Racers Prepare for Stage 9’s Cobbles
Mechanicals and falls expected
RBA/AFP Photos: Bettini
Overshadowed by the World Cup final and the Wimbledon men’s singles final, Sunday’s Arras to Roubaix Tour de France run, with its 22 kilometer of cobbled mining roads, has been foremost on the
cycling world’s mind all week. The Wimbledon final starts an hour before the much-awaited battle over the cobbles ends, but it will be the France versus Croatia World Cup final that massively reduces the roadside numbers, as the French get ready to watch the big game with kick-off scheduled for around half an hour after the stage ends.
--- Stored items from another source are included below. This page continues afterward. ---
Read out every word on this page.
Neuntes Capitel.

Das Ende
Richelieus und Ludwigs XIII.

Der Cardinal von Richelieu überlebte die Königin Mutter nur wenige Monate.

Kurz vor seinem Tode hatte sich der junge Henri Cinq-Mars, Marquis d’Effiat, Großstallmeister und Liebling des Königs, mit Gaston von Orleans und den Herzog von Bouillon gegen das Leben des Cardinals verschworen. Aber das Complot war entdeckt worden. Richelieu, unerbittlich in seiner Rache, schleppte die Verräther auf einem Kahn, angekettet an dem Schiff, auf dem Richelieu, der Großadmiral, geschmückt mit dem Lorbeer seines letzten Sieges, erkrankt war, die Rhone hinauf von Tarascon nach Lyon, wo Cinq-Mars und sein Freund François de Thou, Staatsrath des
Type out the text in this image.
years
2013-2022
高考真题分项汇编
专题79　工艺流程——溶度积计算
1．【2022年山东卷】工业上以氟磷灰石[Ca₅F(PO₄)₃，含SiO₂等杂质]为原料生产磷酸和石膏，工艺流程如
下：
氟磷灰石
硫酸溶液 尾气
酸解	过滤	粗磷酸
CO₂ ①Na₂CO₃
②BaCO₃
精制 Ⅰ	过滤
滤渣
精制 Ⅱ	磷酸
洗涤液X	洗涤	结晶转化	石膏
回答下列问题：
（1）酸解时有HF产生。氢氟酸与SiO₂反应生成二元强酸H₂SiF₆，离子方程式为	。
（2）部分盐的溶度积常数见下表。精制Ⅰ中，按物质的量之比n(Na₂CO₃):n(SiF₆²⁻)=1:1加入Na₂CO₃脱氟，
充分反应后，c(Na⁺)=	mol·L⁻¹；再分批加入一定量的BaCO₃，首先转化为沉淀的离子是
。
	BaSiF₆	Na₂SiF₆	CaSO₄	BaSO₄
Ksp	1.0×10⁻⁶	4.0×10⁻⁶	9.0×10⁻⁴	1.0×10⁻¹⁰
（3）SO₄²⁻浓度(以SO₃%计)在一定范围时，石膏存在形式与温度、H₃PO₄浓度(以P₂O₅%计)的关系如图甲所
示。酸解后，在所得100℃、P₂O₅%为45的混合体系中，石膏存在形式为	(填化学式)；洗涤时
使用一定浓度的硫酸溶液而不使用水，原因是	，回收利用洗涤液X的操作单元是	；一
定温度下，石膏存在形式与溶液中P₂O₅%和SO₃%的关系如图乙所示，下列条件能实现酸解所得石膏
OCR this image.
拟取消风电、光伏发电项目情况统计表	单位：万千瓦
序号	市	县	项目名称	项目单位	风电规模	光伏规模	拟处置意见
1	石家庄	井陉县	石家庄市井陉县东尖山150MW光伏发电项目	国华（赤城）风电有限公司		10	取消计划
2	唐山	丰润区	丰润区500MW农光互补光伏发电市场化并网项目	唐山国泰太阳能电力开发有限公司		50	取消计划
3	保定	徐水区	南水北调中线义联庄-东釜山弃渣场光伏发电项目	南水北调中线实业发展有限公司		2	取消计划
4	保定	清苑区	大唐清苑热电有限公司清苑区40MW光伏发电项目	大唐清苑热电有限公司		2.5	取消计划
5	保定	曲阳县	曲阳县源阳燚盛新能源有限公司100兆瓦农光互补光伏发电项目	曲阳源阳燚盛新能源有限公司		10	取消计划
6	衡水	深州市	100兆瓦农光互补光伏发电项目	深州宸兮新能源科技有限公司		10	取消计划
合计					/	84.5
This ninth stage of the 21-day Tour marks the end of ‘the flat part’, before the Tour climbs into the Alps and the Pyrenees on a race that remains ultra-tight with a rare open field of overall contenders whose chief concern
has been safety. Mechanical problems and falls have been the chief dividers in the struggle for the yellow jersey so far, and Sunday’s stage could be marked by a continuation of the safety-first mentality. “It will be a fascinating stage, and a really dangerous stage,” BMC rider Greg Van Avermaet, who held the overall leader’s yellow jersey after Friday’s seventh stage, told AFP.
Former Paris-Roubaix winner Van Avermaet could be a victim of the fact this stage could prove crucial to the general classification. Protection of the leader is paramount — in BMC’s case Richie Porte of
Australia. “Trying to protect Richie and protect the yellow is a good combination I think in the end, because we are always riding at the front. “We’ll take advantage of (respect for) the yellow jersey at Roubaix to create a little space around us and get Richie to the line in good time, he showed yesterday he has good legs.”
Peter the Great
There are two teams who have an obvious chance of winning the Arras-Roubaix stage who do not have a leader to protect, and they are Bora-Hansgrohe with Peter Sagan and Quick-Step with Niki Terpstra, Bob Jungels and Philippe Gilbert, none of whom would be a surprise winner. But such is the form of world road race champion Sagan, who flew over the cobbles from 50 kilometers out to win the one-day race this spring, few would bet against him adding yet another stage win to his growing haul.
The stage may also offer a rare glimpse behind the scenes at Sky, where Geraint Thomas is around a minute ahead of nominal captain and defending champion Chris Froome. Former Sky man Porte said this week: “Sunday’s going to be the roof shaker, it’s all about Sunday now.”
“Although you can never count Chris (Froome) out, Geraint is looking very strong,” added Porte, who is part of a growing group who see the Welshman as the emerging force for Sky.
Another emerging force is the nephew of the 1987 Tour de France and Giro winner Stephen Roche, the UAE Team Emirates captain Dan Martin, who broke for a thrilling win on the Mur-de-Bretagne on Thursday. “We want to get to the rest day with everybody safe and sound, I’m going to need the guys in the last week,” he said.
“It’s brutal. It’s going to be one of those days where ahead of it people will be dreading the whole thing. There’ll be a hell of a lot of nervous tension.”
“But afterwards they’ll be thinking ‘Wow, what a day’.”
“After first doing it in 2015 I have a whole lot of respect for those guys who do Paris-Roubaix.”
Monday’s headlines will doubtless be led by the World Cup final, but cycling fans will be rifling through that on Monday to see who survived the cobbles, and who above all, who suffered the most.